In 2008, the evening after submitting the final script for Heart Full of Love, Bette suddenly passed away. After the immediate shock of her death had passed, George Schwimmer decided to finish Bette’s project and Heart Full of Love went into production with Psychic Bunny in May 2008.

"As a child of separated parents myself," says Psychic Bunny’s Asa Shumskas-Tait "I know how hard divorce can be for kids, and so it was easy to throw myself into this project to try to make a difference for kids who are having a rough time. Animation provides the opportunity to have style truly serve the story, with the wide range of expressionistic choices an animator can make at each stage. Both the book and the animated short are structured around the main character, Alison, writing in her journal, so it seemed natural to let that inform the animation. We chose a crayon art style that is obviously more refined than an 8 year old’s drawings, but makes use of bold strokes and crayon textures that give each frame a coloring book feel."

This was made possible in large part by Adobe AfterEffects CS3’s Puppet tool, which allowed Psychic Bunny to create these crayon-textured images in Photoshop, and animate them in AfterEffects. Puppet tool was new at the time, and it took some experimenting to strike the right balance between the Puppet tool and traditional joint rigging, but the end result was what the production team was striving for.

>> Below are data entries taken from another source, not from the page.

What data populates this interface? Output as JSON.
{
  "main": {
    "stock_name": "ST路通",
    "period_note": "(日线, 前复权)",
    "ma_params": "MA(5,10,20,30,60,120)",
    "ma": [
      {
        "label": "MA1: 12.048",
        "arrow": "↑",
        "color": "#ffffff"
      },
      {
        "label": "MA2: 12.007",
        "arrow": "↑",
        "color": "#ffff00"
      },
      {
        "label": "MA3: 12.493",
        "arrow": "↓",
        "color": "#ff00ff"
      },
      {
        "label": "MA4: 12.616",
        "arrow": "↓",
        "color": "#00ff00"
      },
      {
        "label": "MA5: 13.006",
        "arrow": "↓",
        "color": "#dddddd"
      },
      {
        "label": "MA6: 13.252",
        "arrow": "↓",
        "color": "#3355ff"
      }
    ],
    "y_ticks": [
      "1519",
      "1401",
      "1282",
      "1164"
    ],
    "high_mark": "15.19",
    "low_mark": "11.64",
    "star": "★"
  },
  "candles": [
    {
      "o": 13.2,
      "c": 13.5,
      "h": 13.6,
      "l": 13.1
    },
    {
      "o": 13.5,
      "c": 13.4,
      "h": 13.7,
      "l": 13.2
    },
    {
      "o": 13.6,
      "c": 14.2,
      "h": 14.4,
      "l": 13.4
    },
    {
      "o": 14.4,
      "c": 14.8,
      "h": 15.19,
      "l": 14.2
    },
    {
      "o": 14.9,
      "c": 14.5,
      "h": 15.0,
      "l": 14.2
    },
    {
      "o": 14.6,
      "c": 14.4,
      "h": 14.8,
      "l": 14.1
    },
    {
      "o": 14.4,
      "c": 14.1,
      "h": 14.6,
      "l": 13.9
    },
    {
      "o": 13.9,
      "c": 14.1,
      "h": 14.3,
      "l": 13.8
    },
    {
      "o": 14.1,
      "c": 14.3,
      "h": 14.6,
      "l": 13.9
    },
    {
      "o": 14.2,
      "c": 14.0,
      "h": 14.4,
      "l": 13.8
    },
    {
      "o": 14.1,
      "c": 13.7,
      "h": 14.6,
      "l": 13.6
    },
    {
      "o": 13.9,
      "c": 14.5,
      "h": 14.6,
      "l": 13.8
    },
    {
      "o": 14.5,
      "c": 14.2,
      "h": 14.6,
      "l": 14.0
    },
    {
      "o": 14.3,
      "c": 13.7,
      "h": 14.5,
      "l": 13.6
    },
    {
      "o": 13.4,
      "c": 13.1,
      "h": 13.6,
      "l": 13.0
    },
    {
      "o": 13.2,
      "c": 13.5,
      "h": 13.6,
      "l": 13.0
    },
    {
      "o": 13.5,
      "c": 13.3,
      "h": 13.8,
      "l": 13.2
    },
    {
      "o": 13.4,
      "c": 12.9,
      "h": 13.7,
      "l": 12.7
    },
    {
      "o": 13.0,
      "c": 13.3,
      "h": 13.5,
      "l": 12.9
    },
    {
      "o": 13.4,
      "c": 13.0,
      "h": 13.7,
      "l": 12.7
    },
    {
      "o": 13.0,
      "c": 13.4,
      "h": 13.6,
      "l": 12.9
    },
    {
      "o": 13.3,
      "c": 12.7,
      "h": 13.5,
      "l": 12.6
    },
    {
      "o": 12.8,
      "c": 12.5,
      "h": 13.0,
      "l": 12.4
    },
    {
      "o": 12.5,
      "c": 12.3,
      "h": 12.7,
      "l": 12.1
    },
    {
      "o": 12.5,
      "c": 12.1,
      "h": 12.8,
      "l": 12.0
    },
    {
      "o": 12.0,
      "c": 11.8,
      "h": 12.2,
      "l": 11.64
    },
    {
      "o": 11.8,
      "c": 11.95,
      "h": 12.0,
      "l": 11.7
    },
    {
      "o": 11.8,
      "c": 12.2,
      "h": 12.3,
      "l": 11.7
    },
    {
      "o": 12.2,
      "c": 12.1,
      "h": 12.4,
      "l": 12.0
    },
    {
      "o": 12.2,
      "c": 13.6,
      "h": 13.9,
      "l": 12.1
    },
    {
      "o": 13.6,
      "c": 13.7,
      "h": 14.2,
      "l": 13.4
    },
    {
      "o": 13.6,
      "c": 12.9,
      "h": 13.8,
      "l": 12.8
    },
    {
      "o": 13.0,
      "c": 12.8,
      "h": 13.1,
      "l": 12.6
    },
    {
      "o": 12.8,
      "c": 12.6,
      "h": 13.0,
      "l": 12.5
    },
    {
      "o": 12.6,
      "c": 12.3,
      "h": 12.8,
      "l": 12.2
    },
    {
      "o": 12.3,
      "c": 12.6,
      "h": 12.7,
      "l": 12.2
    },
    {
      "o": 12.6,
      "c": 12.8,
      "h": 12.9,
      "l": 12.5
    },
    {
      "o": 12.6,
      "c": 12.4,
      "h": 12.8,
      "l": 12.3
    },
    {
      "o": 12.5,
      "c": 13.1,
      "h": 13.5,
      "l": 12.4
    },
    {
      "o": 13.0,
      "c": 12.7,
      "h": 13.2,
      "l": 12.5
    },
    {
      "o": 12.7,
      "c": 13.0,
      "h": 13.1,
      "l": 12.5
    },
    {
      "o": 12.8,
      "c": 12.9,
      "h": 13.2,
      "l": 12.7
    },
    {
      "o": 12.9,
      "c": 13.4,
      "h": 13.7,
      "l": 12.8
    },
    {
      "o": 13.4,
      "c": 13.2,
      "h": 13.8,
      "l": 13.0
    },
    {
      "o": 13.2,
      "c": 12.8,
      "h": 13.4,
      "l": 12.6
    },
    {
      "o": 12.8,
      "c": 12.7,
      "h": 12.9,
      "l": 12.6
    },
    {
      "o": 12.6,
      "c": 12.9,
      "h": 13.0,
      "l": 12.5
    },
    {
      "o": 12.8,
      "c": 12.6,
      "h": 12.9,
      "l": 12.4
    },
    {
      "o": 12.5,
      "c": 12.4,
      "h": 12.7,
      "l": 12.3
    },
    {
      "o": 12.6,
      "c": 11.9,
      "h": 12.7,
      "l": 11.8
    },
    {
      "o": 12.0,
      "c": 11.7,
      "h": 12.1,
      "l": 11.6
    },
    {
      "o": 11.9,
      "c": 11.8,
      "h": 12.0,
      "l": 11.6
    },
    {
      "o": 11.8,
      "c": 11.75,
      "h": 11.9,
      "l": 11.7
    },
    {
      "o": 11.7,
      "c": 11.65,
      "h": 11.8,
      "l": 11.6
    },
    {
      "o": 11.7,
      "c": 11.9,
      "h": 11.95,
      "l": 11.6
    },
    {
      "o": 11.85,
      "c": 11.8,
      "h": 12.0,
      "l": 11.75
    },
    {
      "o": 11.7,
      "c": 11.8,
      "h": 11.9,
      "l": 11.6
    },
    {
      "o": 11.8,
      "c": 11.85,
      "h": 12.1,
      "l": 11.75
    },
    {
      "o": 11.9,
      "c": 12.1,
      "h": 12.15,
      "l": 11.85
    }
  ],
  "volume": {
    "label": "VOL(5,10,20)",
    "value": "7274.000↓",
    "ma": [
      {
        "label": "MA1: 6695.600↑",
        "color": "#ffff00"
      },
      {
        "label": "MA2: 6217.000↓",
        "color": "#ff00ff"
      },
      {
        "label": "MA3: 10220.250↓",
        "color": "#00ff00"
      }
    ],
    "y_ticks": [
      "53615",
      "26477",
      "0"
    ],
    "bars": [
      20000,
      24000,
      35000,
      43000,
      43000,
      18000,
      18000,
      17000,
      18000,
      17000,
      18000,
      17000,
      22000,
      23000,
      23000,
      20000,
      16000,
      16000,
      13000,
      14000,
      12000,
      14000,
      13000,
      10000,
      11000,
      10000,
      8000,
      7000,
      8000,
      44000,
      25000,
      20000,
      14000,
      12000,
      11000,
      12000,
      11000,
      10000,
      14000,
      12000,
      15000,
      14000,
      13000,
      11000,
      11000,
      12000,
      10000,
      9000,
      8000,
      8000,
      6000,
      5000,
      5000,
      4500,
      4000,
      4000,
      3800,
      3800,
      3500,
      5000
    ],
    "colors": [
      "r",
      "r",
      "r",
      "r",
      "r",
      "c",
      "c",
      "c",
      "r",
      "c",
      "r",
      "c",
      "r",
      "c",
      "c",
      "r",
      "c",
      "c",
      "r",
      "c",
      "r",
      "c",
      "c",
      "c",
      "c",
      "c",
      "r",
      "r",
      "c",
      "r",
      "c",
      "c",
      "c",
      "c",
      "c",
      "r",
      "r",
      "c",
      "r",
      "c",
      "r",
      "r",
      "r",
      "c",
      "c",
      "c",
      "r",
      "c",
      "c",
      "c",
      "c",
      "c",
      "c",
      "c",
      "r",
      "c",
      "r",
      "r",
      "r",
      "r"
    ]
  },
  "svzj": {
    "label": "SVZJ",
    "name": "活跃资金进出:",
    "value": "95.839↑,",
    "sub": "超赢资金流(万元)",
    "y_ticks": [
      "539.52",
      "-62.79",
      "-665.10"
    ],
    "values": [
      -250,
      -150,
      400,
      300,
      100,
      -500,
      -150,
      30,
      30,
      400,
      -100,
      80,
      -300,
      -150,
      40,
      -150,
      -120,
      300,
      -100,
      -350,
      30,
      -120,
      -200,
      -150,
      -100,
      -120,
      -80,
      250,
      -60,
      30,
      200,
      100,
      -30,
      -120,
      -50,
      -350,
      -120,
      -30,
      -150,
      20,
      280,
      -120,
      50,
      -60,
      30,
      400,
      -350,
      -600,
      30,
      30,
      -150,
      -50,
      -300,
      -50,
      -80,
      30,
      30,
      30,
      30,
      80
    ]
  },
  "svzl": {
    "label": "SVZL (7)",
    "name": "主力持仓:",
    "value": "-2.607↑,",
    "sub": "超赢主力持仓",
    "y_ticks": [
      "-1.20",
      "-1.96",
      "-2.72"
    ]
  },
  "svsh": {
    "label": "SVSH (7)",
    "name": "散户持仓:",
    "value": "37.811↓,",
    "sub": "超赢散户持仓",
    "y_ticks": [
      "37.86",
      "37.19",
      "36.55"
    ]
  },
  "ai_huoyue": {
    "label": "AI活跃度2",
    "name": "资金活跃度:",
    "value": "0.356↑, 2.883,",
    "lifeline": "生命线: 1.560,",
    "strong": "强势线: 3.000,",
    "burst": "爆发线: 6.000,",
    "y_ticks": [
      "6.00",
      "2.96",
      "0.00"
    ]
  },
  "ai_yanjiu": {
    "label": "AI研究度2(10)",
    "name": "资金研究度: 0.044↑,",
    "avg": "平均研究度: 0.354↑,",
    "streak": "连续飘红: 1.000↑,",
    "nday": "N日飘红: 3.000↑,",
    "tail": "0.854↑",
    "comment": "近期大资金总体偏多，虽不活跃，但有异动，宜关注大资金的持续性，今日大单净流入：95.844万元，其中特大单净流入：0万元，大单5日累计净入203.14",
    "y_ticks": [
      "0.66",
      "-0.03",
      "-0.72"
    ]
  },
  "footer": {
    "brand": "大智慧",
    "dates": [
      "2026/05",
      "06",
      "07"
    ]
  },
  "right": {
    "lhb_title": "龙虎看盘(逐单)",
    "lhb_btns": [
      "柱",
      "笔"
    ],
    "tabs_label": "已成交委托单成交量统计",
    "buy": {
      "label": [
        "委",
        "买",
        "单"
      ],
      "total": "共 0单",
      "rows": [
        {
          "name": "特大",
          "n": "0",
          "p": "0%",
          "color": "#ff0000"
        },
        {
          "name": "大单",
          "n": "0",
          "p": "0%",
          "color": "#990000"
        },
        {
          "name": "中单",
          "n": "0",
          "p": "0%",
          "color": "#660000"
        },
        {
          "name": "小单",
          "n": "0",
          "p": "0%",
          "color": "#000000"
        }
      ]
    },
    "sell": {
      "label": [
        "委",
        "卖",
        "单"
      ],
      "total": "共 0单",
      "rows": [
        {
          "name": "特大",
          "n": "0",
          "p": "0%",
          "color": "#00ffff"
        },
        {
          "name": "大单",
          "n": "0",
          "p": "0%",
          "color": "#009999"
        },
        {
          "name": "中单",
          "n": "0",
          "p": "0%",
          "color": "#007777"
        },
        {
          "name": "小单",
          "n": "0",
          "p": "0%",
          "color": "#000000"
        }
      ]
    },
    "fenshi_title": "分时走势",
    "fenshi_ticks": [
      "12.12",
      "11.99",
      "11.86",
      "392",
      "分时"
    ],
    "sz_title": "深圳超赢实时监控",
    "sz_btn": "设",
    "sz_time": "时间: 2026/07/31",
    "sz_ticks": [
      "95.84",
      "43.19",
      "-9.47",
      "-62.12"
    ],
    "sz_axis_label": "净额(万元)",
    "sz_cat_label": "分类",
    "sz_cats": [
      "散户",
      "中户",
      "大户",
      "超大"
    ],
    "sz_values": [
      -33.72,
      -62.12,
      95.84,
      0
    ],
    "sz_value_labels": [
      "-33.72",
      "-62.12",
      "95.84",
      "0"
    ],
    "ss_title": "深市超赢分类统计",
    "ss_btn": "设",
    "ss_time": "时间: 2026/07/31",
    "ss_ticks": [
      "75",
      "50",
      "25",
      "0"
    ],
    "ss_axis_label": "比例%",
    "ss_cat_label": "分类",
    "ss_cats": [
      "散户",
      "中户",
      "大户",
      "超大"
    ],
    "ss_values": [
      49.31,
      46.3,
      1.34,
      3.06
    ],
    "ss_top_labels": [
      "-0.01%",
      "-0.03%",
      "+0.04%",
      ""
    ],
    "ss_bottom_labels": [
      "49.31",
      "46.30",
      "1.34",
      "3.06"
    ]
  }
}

"All of this was in the service of a higher purpose," comments Asa Shumskas-Tait "We hoped to provide that spoonful of sugar with images that were inviting and familiar to a small child. It was important that these lessons about opening your heart and accepting that families can take many forms truly seemed to come from an 8 year old girl – someone their age, even if she is illustrated as a puppy. One of the best parts of the experience for me was when someone watched a rough cut and said, ‘I think that’s going to really help a lot of kids.’ That meant the world to me."

George Schwimmer continues the quest to put A Heart Full Of Love on the air and to market the DVDs via national online and brick and mortar retailers. He also hopes to create a series around this concept of healing a child’s soul through the lives of friendly animated dogs, depicting rather than instructing, putting forward concepts that even a five-year-old can utilize to help achieve peace and emotional balance.